Donald Trump renonce à une attaque contre l’Iran, des négociations en cours

Le président américain Donald Trump a annoncé ce lundi avoir annulé une attaque prévue contre l’Iran, initialement programmée pour le lendemain. Lors d’une conférence de presse à la Maison Blanche, il a déclaré qu’il existait de « très bonnes chances » de parvenir à un accord avec Téhéran, ajoutant qu’il préférait éviter une escalade militaire.

EN BREF

  • Trump annule une attaque imminente contre l’Iran à la demande de pays du Golfe.
  • Des négociations sont en cours pour empêcher l’Iran de se doter de l’arme nucléaire.
  • Les tensions demeurent élevées avec des menaces mutuelles entre les États-Unis et l’Iran.

Cette annonce intervient dans un contexte diplomatique tendu, où le président Trump a révélé sur sa plateforme Truth Social qu’il avait choisi de renoncer à l’attaque suite à des discussions avec les dirigeants du Qatar, d’Arabie saoudite et des Émirats arabes unis. Ces derniers estiment qu’un accord est encore possible et encouragent la voie diplomatique.

Donald Trump a exprimé son optimisme concernant les pourparlers en cours, déclarant : « Si nous pouvons faire ça sans leur balancer des bombes à tout-va, j’en serai très heureux. » Cependant, il a également rappelé que les États-Unis étaient prêts à lancer une « attaque totale et à grande échelle » si les négociations échouaient. Le principal enjeu de ces discussions est de s’assurer que l’Iran ne développe pas d’armes nucléaires.

Dans un message précédent, Trump avait menacé l’Iran d’anéantissement si les pourparlers échouaient. Il a déclaré : « Pour l’Iran, le temps presse, et (les Iraniens) feraient mieux d’agir rapidement, sinon il ne restera plus rien d’eux. » Ces propos révèlent la pression exercée par les États-Unis sur le gouvernement iranien pour qu’il accepte les conditions de Washington.

De son côté, l’Iran a réagi par la voix de son chef des forces armées, le général Ali Abdollahi, avertissant que les États-Unis et leurs alliés devraient se méfier de toute nouvelle « erreur stratégique ». Ce dernier a affirmé que les forces iraniennes étaient prêtes à répondre à toute provocation.

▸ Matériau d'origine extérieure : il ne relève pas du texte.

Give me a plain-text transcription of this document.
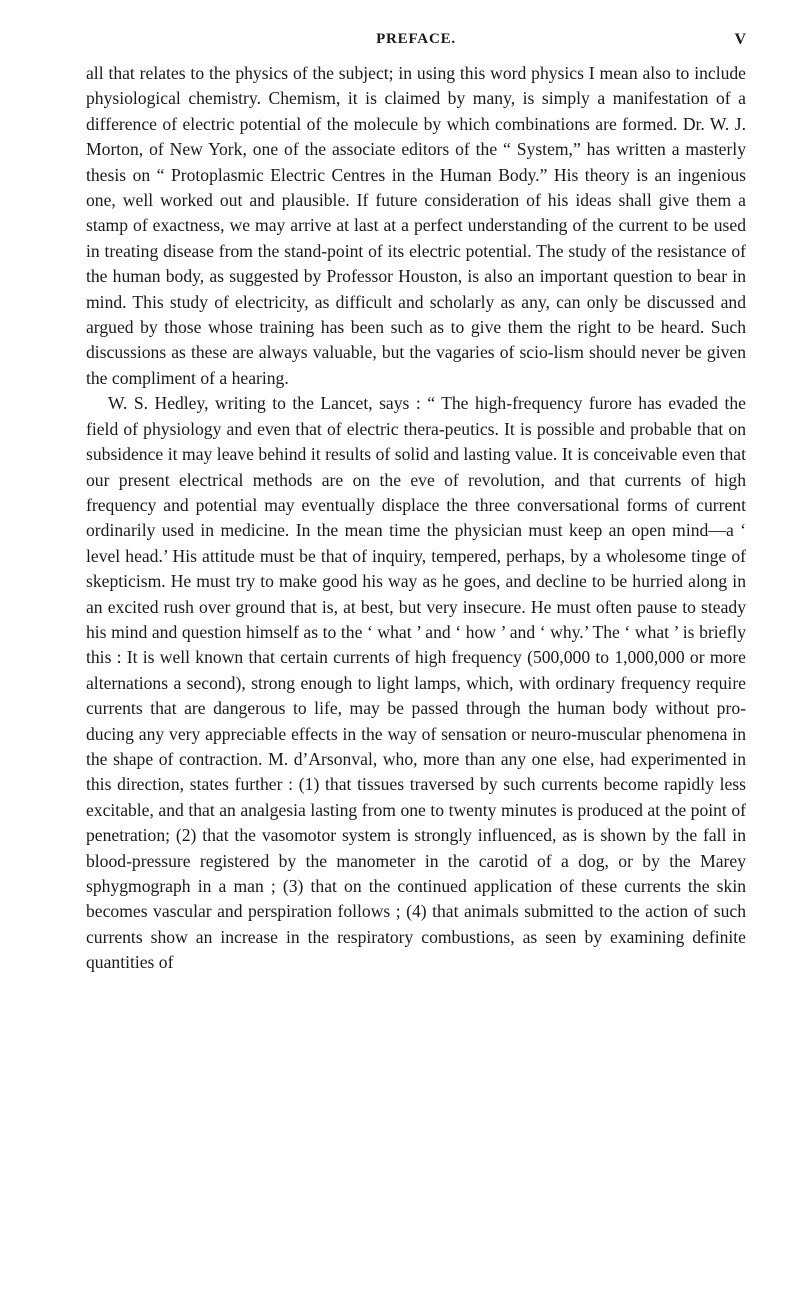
PREFACE.	V

all that relates to the physics of the subject; in using this word physics I mean also to include physiological chemistry. Chemism, it is claimed by many, is simply a manifestation of a difference of electric potential of the molecule by which combinations are formed. Dr. W. J. Morton, of New York, one of the associate editors of the “ System,” has written a masterly thesis on “ Protoplasmic Electric Centres in the Human Body.” His theory is an ingenious one, well worked out and plausible. If future consideration of his ideas shall give them a stamp of exactness, we may arrive at last at a perfect understanding of the current to be used in treating disease from the stand-point of its electric potential. The study of the resistance of the human body, as suggested by Professor Houston, is also an important question to bear in mind. This study of electricity, as difficult and scholarly as any, can only be discussed and argued by those whose training has been such as to give them the right to be heard. Such discussions as these are always valuable, but the vagaries of scio-lism should never be given the compliment of a hearing.

W. S. Hedley, writing to the Lancet, says : “ The high-frequency furore has evaded the field of physiology and even that of electric thera-peutics. It is possible and probable that on subsidence it may leave behind it results of solid and lasting value. It is conceivable even that our present electrical methods are on the eve of revolution, and that currents of high frequency and potential may eventually displace the three conversational forms of current ordinarily used in medicine. In the mean time the physician must keep an open mind—a ‘ level head.’ His attitude must be that of inquiry, tempered, perhaps, by a wholesome tinge of skepticism. He must try to make good his way as he goes, and decline to be hurried along in an excited rush over ground that is, at best, but very insecure. He must often pause to steady his mind and question himself as to the ‘ what ’ and ‘ how ’ and ‘ why.’ The ‘ what ’ is briefly this : It is well known that certain currents of high frequency (500,000 to 1,000,000 or more alternations a second), strong enough to light lamps, which, with ordinary frequency require currents that are dangerous to life, may be passed through the human body without pro-ducing any very appreciable effects in the way of sensation or neuro-muscular phenomena in the shape of contraction. M. d’Arsonval, who, more than any one else, had experimented in this direction, states further : (1) that tissues traversed by such currents become rapidly less excitable, and that an analgesia lasting from one to twenty minutes is produced at the point of penetration; (2) that the vasomotor system is strongly influenced, as is shown by the fall in blood-pressure registered by the manometer in the carotid of a dog, or by the Marey sphygmograph in a man ; (3) that on the continued application of these currents the skin becomes vascular and perspiration follows ; (4) that animals submitted to the action of such currents show an increase in the respiratory combustions, as seen by examining definite quantities of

Sur le plan diplomatique, le ministère iranien des Affaires étrangères a indiqué avoir répondu à la nouvelle proposition des États-Unis, mais sans fournir de détails. Les discussions entre les deux pays restent complexes, surtout depuis la mise en place d’un cessez-le-feu le 8 avril, après près de 40 jours de frappes. Bien qu’une session de dialogue ait eu lieu le 11 avril à Islamabad, elle s’est soldée par un échec.

L’Iran maintient des exigences fermes, notamment le déblocage de ses avoirs gelés à l’étranger et la levée des sanctions qui frappent durement son économie. Le président iranien Massoud Pezeshkian a souligné sur X que « dialoguer ne signifie pas capituler » et a réaffirmé que son pays ne renoncerait pas à ses droits légitimes.

Les États-Unis, quant à eux, auraient exigé que l’Iran ne conserve qu’un seul site nucléaire en activité et transfère son stock d’uranium hautement enrichi aux États-Unis. Selon des rapports, Washington aurait consenti à suspendre temporairement les sanctions pétrolières pendant les négociations, mais cela n’a pas été confirmé.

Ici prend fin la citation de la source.